Disc Extrusion/Rupture Disc Sequestration
So how do we prevent this stuff from happening in the first place?
The best strategy is to prevent early disc degeneration and injury in the first place!
Supplying the disc with good nutrition and hydration is key to maintaining proper tissue health and flexibility. Diets rich in inflammatory foods will lead to early tissue fibrosis and thus, the tissues being less healthy and flexible and more susceptible to injury.
Using proper disc loading strategies while exercising or performing normal daily activities will decrease the amount of stress placed on certain parts of a disc and allow the ENTIRE disc to resist the forces. Excessive anterior pelvic tilt and lumbar extension with a loaded spine like when carrying something heavy or squatting will create a shear force in the disc rather than a compressive force, which will load the disc unevenly and lead to problems!

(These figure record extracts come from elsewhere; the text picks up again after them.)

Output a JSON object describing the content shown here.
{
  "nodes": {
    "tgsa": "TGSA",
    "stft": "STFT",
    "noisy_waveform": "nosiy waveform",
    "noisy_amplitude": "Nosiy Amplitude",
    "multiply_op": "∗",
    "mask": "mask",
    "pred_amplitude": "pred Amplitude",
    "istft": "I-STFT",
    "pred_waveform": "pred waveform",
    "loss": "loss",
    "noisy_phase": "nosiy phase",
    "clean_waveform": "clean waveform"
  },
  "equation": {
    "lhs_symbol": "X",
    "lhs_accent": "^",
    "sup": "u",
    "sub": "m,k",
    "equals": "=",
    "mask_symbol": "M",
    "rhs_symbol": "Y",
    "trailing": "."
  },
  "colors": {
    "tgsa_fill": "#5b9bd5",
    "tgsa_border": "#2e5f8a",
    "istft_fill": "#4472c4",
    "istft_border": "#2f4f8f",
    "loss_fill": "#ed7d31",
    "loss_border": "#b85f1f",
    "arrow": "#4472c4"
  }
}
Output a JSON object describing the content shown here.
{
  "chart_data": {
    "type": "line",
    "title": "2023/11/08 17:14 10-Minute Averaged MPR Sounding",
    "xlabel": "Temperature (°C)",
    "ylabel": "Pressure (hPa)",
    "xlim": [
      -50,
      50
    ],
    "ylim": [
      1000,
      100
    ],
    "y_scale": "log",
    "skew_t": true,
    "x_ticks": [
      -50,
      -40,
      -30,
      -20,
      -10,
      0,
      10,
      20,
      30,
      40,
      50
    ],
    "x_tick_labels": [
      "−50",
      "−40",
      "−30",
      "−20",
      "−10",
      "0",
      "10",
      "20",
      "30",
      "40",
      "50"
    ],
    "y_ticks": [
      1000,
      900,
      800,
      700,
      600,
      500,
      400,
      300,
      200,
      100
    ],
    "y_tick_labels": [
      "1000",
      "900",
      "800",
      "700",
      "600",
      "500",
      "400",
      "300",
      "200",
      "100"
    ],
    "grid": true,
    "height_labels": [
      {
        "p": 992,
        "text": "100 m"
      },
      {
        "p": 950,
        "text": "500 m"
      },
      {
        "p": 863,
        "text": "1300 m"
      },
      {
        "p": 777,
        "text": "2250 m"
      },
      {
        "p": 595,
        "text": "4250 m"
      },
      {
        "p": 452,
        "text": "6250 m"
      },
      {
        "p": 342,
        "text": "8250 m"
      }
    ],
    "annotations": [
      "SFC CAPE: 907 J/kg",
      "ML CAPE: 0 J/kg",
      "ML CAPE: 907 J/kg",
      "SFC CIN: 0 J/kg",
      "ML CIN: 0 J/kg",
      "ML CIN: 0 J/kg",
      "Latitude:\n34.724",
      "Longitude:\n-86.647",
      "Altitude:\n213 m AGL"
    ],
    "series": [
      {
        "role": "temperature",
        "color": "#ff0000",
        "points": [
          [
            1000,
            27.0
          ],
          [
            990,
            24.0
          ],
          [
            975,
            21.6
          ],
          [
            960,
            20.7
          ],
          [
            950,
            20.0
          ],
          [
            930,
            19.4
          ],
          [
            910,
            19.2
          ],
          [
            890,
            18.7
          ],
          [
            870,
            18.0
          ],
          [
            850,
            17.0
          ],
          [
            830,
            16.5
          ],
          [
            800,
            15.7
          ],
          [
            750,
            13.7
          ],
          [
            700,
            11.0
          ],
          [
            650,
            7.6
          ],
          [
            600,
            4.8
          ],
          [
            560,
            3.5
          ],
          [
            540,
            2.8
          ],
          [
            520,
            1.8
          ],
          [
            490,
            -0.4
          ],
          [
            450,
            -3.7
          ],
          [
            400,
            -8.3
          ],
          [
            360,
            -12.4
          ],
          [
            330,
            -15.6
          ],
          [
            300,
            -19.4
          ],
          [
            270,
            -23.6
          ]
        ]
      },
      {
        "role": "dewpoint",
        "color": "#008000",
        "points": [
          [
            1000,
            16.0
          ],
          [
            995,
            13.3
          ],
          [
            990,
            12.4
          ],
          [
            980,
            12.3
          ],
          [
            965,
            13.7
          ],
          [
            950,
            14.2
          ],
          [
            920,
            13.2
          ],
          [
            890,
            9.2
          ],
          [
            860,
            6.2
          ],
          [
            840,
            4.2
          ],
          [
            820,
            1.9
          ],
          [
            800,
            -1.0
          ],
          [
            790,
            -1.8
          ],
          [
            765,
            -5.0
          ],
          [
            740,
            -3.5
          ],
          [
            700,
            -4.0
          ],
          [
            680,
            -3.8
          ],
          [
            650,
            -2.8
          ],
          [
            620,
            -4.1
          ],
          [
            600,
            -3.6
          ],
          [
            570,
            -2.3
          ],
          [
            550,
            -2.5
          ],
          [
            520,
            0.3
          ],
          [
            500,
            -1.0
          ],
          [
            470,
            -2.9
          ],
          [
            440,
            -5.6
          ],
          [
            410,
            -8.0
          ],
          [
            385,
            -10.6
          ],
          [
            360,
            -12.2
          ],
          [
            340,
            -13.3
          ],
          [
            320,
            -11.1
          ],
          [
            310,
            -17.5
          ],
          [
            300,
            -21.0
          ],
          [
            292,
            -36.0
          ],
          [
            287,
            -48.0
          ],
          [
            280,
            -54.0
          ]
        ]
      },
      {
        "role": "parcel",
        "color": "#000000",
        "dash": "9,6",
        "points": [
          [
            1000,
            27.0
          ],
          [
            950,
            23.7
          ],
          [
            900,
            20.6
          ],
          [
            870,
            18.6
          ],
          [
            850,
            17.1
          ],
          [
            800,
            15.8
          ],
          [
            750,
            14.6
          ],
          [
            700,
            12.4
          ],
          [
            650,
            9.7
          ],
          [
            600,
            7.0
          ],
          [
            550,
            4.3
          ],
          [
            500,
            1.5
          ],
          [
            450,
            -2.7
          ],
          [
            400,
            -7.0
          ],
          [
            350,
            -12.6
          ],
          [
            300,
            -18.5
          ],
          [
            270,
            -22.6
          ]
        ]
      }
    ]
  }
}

Retraining proper disc and spinal stability is key to preventing overcompensation of muscles that improperly load the discs! Using our diaphragm to breathe and create Intra-Abdominal Pressure is the ONLY WAY to stabilize the spine and discs from the inside of the body. Without that pressure in front of the spine and discs, the low back and hip flexor muscles must take over stability, which puts the spine and pelvis into the vulnerable anterior pelvic tilt and excessive lumbar lordosis posture.
Lastly, don't let people scare you with findings on imaging!
If you don't have any pain, you can still have disc degeneration, bulges, and even herniations. It is a normal aging process that doesn't have a large correlation to pain! In fact, a study published by the American Journal of Neuroradiology shows that "The prevalence of disk degeneration in asymptomatic individuals increased from 37% of 20-year-old individuals to 96% of 80-year-old individuals. Disk bulge prevalence increased from 30% of those 20 years of age to 84% of those 80 years of age. Disk protrusion prevalence increased from 29% of those 20 years of age to 43% of those 80 years of age. The prevalence of annular fissure increased from 19% of those 20 years of age to 29% of those 80 years of age."
The most important word here is ASYMPTOMATIC! None of these 3110 study subjects had pain. Just because an MRI or x-ray shows the signs of disc degeneration does not mean you are doomed to a life of crippling back pain! YOU ARE NOT YOUR IMAGING! That is a static picture in time that tells us NOTHING about how you move, load, and stabilize your joints and tissues. Imaging should be used in conjunction with a good functional movement exam before determining need for further treatment!